Dissolution enhancement of Gefitinib by solid dispersion and complexation with β-cyclodextrins: In vitro testing, cytotoxic activity, and tablet formulation

Adel F Alghaith; Gamal M Mahrous; Ahmed S Alenazi; Suliaman M ALMufarrij; Mohammed S Alhazzaa; Awwad A Radwan; Abdullah S Alhamed; Mohamed S Bin Salamah; Sultan Alshehri

doi:10.1016/j.jsps.2024.102070

Dissolution enhancement of Gefitinib by solid dispersion and complexation with β-cyclodextrins: In vitro testing, cytotoxic activity, and tablet formulation

Saudi Pharm J. 2024 Jun;32(6):102070. doi: 10.1016/j.jsps.2024.102070. Epub 2024 Apr 16.

Authors

Adel F Alghaith¹, Gamal M Mahrous¹, Ahmed S Alenazi¹, Suliaman M ALMufarrij¹, Mohammed S Alhazzaa¹, Awwad A Radwan¹, Abdullah S Alhamed², Mohamed S Bin Salamah¹, Sultan Alshehri¹

Affiliations

¹ Department of Pharmaceutics, College of Pharmacy, King Saud University, Riyadh, Saudi Arabia.
² Department of Pharmacology & Toxicology, College of Pharmacy, King Saud University, Riyadh, Saudi Arabia.

Abstract

Cancer is the leading cause of mortality worldwide. In patients with metastatic non-small cell lung cancer, epidermal growth factor receptor (EGFR) is often overexpressed.
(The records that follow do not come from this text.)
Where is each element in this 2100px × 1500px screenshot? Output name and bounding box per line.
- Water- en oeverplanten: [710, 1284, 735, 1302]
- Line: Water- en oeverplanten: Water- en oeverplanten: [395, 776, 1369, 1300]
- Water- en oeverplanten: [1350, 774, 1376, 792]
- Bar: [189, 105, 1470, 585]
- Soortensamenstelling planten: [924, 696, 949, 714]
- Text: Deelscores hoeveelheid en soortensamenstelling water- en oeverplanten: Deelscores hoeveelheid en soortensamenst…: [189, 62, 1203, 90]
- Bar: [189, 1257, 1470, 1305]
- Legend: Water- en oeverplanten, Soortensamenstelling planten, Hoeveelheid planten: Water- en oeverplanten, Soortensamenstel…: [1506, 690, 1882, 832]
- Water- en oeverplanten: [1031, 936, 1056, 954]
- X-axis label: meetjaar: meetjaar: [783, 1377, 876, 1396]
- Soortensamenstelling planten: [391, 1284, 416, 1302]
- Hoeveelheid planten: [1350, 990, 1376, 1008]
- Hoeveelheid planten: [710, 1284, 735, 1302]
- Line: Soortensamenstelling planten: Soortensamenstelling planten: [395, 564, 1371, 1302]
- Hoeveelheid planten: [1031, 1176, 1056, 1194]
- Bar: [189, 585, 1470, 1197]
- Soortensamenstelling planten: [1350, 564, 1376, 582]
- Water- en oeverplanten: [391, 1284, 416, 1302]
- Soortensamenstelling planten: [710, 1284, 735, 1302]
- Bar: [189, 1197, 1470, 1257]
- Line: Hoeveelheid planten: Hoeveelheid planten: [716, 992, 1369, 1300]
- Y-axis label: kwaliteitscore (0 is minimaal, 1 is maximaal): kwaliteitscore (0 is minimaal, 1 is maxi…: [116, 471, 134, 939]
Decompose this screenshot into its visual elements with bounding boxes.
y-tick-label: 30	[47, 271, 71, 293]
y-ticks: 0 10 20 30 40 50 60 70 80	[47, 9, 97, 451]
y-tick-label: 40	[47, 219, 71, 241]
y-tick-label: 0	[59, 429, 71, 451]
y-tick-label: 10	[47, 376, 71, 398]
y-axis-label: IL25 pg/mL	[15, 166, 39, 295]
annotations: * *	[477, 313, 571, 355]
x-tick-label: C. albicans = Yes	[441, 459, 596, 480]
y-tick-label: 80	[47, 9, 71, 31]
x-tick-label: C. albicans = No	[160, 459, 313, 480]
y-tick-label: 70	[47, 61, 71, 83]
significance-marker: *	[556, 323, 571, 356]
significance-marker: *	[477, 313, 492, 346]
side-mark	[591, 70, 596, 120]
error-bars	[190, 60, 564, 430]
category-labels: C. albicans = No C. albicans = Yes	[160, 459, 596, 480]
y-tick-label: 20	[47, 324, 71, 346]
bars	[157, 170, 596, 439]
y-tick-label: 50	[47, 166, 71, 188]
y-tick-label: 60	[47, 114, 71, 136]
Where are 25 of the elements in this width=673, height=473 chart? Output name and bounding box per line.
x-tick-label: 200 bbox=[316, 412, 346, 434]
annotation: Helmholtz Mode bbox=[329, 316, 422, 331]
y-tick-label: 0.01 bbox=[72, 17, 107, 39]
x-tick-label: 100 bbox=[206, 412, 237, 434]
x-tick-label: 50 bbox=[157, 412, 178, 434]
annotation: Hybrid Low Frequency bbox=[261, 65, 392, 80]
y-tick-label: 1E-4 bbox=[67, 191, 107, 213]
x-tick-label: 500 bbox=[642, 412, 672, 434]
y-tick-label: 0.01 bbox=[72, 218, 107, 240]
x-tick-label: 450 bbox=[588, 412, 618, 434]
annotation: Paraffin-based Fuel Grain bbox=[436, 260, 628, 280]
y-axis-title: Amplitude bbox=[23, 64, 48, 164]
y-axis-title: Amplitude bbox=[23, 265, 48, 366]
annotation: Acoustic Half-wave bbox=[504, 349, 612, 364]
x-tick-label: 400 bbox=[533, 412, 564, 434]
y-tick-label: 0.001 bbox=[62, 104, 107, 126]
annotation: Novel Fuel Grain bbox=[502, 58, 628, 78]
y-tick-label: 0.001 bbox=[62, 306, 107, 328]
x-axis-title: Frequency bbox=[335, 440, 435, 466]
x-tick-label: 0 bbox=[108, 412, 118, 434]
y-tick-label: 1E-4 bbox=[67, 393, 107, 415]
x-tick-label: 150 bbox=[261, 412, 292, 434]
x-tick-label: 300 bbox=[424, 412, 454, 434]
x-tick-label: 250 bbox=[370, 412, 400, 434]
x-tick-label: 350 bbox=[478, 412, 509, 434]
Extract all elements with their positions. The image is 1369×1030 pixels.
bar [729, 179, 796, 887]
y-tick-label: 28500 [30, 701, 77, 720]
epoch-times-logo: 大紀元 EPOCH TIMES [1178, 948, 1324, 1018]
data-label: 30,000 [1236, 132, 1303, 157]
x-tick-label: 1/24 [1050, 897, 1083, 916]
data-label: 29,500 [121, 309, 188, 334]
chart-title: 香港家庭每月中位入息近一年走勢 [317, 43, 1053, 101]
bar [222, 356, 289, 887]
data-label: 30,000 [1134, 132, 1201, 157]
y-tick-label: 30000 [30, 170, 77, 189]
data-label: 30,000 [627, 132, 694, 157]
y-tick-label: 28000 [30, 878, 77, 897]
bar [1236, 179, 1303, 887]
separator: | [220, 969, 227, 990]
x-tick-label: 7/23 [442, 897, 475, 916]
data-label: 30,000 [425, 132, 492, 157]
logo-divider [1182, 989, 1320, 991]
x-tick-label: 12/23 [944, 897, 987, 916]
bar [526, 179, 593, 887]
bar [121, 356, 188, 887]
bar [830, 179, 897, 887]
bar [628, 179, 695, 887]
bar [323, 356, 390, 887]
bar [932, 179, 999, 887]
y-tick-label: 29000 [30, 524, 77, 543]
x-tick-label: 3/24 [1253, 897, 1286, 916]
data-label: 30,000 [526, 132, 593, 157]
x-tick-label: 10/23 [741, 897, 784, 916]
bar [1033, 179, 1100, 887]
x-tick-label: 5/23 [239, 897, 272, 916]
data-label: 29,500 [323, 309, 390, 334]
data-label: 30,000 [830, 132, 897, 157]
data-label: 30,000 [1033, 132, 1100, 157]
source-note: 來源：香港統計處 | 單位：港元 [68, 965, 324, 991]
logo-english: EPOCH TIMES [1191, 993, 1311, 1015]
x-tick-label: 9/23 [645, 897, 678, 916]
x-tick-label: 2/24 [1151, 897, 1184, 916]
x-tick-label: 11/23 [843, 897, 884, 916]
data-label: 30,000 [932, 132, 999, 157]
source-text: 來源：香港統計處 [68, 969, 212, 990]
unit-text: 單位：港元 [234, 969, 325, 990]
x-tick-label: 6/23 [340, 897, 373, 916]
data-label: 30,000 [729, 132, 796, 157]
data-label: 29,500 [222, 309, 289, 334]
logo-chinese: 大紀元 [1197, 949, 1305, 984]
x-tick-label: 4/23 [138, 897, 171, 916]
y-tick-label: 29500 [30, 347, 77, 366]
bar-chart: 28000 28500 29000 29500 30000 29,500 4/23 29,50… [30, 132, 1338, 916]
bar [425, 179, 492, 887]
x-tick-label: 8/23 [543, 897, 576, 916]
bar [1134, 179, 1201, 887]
Gefitinib (GEF), an inhibitor of EGFR, is approved for the treatment of patients with metastatic non-small cell lung cancer (NSCLC). However, the low solubility and dissolution of GEF limits its bioavailability. Numerous methods, including solid dispersion (SD) and complexation, have been reported to enhance the dissolution of poorly soluble drugs. In this study, GEF complexes were prepared using methyl-β-cyclodextrin (MβCD) and hydroxypropyl-β-cyclodextrin (HPβCD) in two molar ratios (1:1 and 1:2), furthermore, GEF SDs were prepared using polyvinylpyrrolidone (PVP), polyethylene glycol (PEG), and poloxamer-188(PXM) in three different ratios (1:2, 1:4 and 1:6 w/w). Dissolution studies were conducted on the prepared formulations. Dissolution results showed a 1.22-2.17-fold enhancement in drug dissolution after one hour compared to untreated GEF. Two formulations that showed higher dissolution enhancement were subsequently evaluated for in-vitro cytotoxicity and were formulated into tablets. The selected PVP-GEF (1:4 w/w) and MβCD-GEF (1:1M) formulas displayed improved cytotoxicity compared to untreated GEF. The IC₅₀ values of the PVP-GEF and MβCD-GEF were 4.33 ± 0.66 and 4.84 ± 0.38 µM, respectively which are significantly lower (p < 0.05) than free GEF. In addition, the formulated tablets exhibited enhanced dissolution compared to pure GEF tablets. PVP-GEF SD tablets released (35.1 %±0.4) of GEF after one hour, while GEF-MβCD tablets released (42.2 % ± 0.7) after one hour. In the meantime, tablets containing pure GEF showed only 15 % ± 0.5 release at the same time. The findings of this study offer valuable insights for optimizing the dissolution and hence therapeutic capabilities of GEF while mitigating its limitations.

Keywords: Complexation; Cyclodextrins; Cytotoxicity; Dissolution; Gefitinib; Solid dispersion; Tablet formulation.